Thursday, June 28, 2007

Quotes of the Day: Gas Prices

National Review Editor Rich Lowrie on the Newshour with Jim Lehrer on PBS:
There are also some doubts about how much [higher fuel efficiency standards] will actually do to reduce greenhouse emissions, because there are all sorts of strange incentives where you -- if you make cars -- if you basically make it more efficient to drive cars, people will drive more. And the horn of dilemma of energy politics is what really drives concern about this energy in this country, at the gut level for most people, is high gas prices. And if you really want to fight global warming and try to reduce our carbon emissions, the cleanest, easiest, most rational way to do it would to make the price of gas even higher through very stiff gas prices. And, of course, that's what no one is willing to contemplate or talk about.

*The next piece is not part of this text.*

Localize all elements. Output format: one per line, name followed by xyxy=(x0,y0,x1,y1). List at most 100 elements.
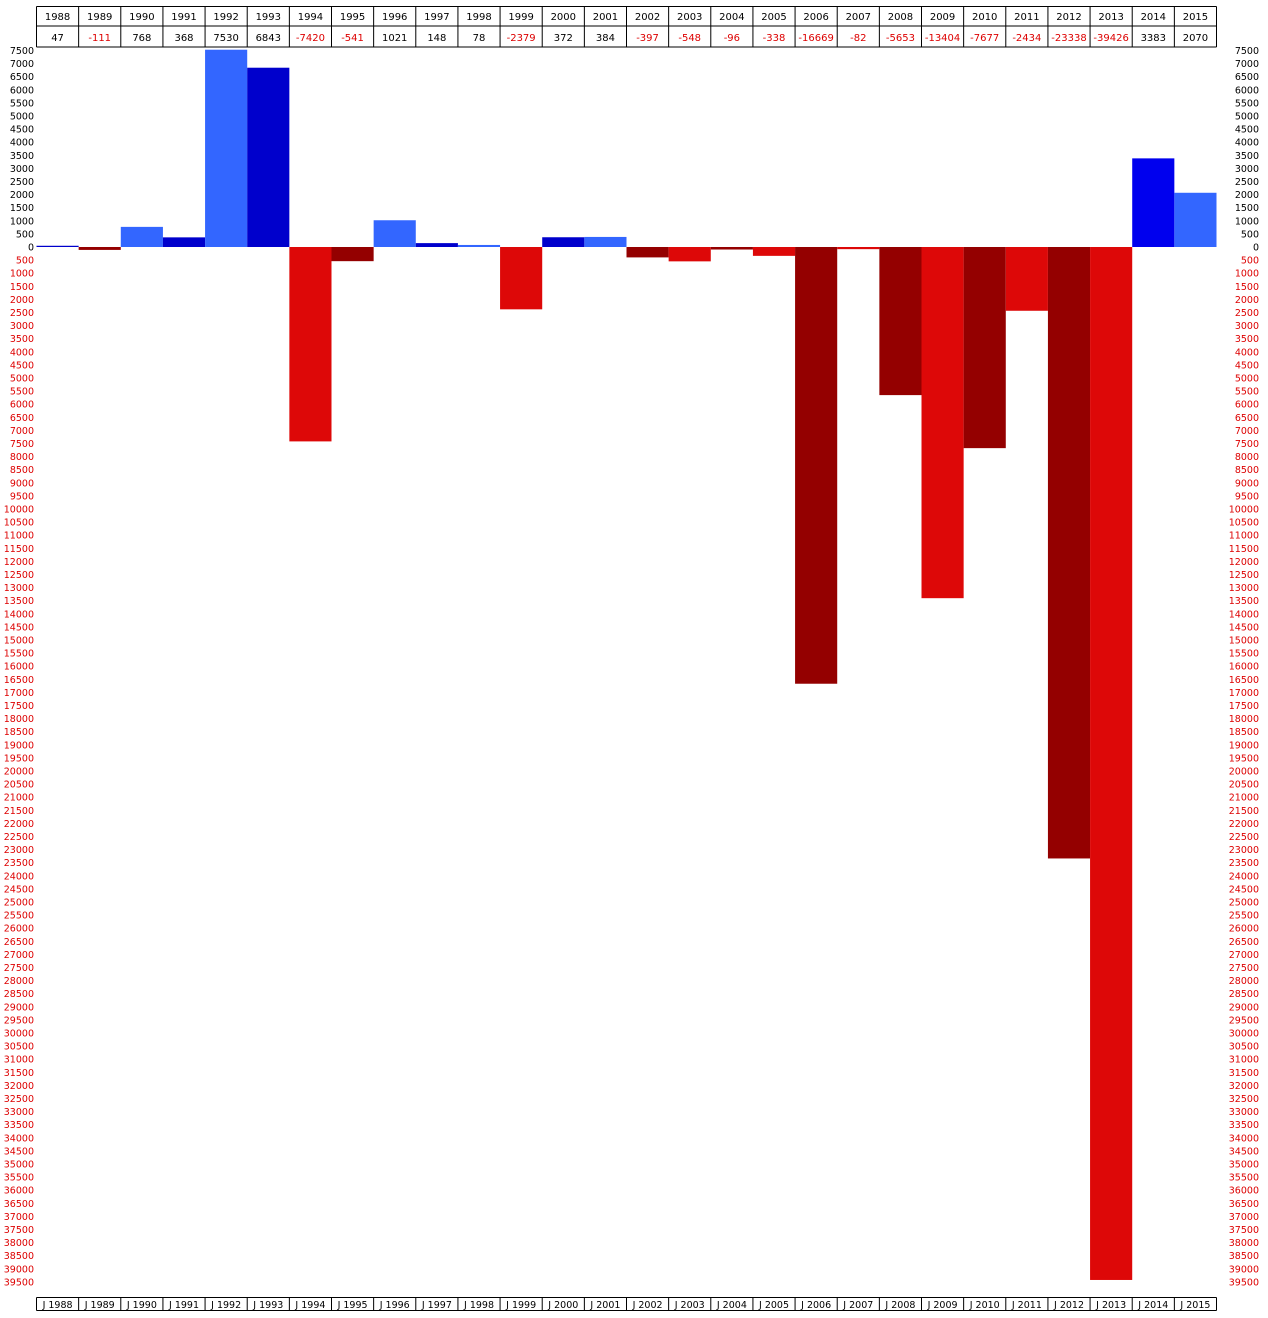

David Frum of the American Enterprise Institute, with a great op-ed piece on American Public Media's Marketplace program (listen to the piece)
[Presidential candidates Clinton, Obama, Romney are] all echoing President Bush. At the start of the year, the president told a Delaware audience that he thinks it appropriate to spend taxpayers' money on new energy technologies. Does anybody remember that we've been here before? In the 1970s, the Carter administration spent — sorry, invested — tens of billions of dollars to develop alternatives to imported oil. The results? The Synfuels Corporation — one of the most flagrant boondoggles in American economic history. A market-flunking exercise that made even the farm program look like sound public policy. Why would anyone want to go down that road again? ...
There's only one way to bring oil alternatives to market: keep energy prices high, with tax increases if necessary. Under that price umbrella, entrepreneurs, firms, and consumers will develop their own next-best solutions — cutting back on consumption, devising substitutes and so on. ... But no politician wants to tell voters that they have to pay more for fuel to achieve energy independence. Instead, they offer delusions that government investors can somehow do what trillions of dollars in private capital cannot: discover a cheap and abundant alternative to oil that will deliver cleaner fuel at lower prices.